To get somewhere you need to know where you want to go – planning is essential but only smart org’s do it. Leaders like your RD need to be talking more about this as peers, fundraising staff can affect no change on their ‘bosses’.
When I worked for a fundraiser who respected planning and results, it changed my work, life, health and I was twice as productive.
Surviving sucks. Thriving rocks.
Thank you / Bravo.
Christina Attard @GPtekkie · July 20, 2012 at 00:04
I LOVE planning. A development shop without one is lost at sea. I also appreciate that your team was flexible to ditch and adjust and re-work the plan as a living document when it was needed most.
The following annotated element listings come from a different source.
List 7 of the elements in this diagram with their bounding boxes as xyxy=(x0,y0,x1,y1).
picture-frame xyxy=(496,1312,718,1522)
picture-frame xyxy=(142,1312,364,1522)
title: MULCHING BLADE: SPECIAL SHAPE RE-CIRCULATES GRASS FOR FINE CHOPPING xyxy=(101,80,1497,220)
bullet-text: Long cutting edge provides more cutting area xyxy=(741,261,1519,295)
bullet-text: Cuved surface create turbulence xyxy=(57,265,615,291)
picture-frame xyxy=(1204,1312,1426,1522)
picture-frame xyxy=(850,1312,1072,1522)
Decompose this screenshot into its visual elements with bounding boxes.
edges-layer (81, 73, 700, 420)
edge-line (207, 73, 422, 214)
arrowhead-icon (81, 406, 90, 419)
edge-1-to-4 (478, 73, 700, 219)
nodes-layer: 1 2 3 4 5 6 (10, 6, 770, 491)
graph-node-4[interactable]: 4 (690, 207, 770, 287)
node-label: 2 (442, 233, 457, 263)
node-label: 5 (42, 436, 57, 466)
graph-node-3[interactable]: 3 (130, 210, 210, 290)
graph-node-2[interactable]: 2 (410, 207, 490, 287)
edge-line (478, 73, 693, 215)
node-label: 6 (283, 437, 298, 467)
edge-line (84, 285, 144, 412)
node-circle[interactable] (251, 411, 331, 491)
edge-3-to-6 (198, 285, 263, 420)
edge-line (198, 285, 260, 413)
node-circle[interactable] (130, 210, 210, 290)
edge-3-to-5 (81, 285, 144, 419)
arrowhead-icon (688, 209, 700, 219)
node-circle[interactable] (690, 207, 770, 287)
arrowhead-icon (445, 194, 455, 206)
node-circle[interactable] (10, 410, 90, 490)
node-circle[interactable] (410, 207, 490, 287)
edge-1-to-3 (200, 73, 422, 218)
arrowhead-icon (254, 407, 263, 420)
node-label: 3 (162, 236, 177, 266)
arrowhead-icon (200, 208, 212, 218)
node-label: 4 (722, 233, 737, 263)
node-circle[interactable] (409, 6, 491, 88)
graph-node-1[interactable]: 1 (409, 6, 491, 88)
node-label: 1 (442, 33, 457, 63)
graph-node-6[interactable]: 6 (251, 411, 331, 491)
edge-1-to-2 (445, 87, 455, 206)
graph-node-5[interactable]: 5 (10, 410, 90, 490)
Most plans live in dusty hard-drives or in desk drawers. Mine is literally the wall-paper in my office and our morning 5minute stand-up meetings take place in front of that wall-paper so we can see where we’re at. (Those who SKYPE me at work are usually treated to a video tour of the plan-wall.)
What happened to you is what I often tell my clients – if you want a flood, you’d better build a darn good ark! Your “ark” was in place, you were ready to react, act, engage and evaluate when the unexpected arrived because the hard work of building the capacity to handle a “flood” was already done. It’s why I think organizations who rush their Development Directors and Officers and Capital Campaigns never really get ahead. It takes time to build the plan and the capacity and then patience to wait for the rainmaking to work.
Thanks for sharing this and revealing some of the (unfortunately hidden) secrets that make shops like MSF successful.